Feces, Mold, and Cockroaches Found in Foster Farms Plants Across the Nation


After 621 people were sickened in 29 states in an outbreak that lasted nearly a year and a half, Foster Farms finally recalled its salmonella-tainted products in July. But a report released this week might keep consumers wary of California’s largest chicken producer.
The Natural Resources Defense Council on its website published 300 pages of USDA documents detailing health and safety violations at Foster Farm facilities across the country.
“The inspection reports include descriptions of mold growth, cockroaches, an instance of pooling caused by a skin-clogged floor drain, fecal matter, and ‘Unidentified Foreign Material’ (which has its own acronym, UFM) on chicken carcasses, failure to implement required tests and sampling, metal pieces found in carcasses, and many more,” the NRDC said in a statement.

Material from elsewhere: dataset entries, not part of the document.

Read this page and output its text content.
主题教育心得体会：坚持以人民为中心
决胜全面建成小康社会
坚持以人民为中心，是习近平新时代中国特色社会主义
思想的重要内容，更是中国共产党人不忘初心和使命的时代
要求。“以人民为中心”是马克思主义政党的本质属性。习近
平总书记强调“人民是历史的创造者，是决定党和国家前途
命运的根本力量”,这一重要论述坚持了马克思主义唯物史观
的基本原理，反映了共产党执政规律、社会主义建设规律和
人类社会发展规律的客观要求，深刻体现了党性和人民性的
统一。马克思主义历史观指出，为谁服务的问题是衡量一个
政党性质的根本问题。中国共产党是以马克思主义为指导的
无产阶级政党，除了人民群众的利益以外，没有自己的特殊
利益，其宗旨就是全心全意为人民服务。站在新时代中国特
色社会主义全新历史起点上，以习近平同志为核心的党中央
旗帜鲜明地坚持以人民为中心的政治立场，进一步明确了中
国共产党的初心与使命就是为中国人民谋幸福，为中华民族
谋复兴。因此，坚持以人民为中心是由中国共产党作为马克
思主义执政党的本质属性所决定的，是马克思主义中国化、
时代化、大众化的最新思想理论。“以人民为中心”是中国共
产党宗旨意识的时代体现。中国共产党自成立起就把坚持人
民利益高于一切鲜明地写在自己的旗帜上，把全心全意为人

The USDA’s ramped-up efforts to monitor two Foster Farms facilities in California linked to the salmonella outbreak did little, according to the report. Fecal contamination stayed at almost the same rate.
In response, Ira Brill, Foster Farms’ communications manager, told ABC30 on Friday that the company has changed its procedures since then, adding that $75 million has been spent on improvements. (Foster Farms granted the local news station an interview, but it wasn’t allowed inside due to a “biosecurity hazard.”)
“In many cases we went into ranches and refurbished them,” Brill told ABC30. “On the lines we added additional sanitation controls. And it becomes a very expensive process. We think consumers deserve that, and they should be able to buy chicken they can have confidence in.”
Foster Farms now boasts a 5 percent salmonella rate, far lower than the 25 percent industry average.
The NRDC is still skeptical. Jonathan Kaplan, who heads the group’s food and agriculture program, said that Foster Farms is unclear about its use of antibiotics. (Recently, Perdue announced that 95 percent of its chickens would no longer be treated with drugs.)
“My position is that Foster Farms, having sickened a lot of people and spread antibiotic-resistant bacteria all over the country, now really has an obligation to be responsible and to demonstrate what they’re doing to ensure it’s not going to happen again,” Kaplan told Salon. “And we’re not seeing that.”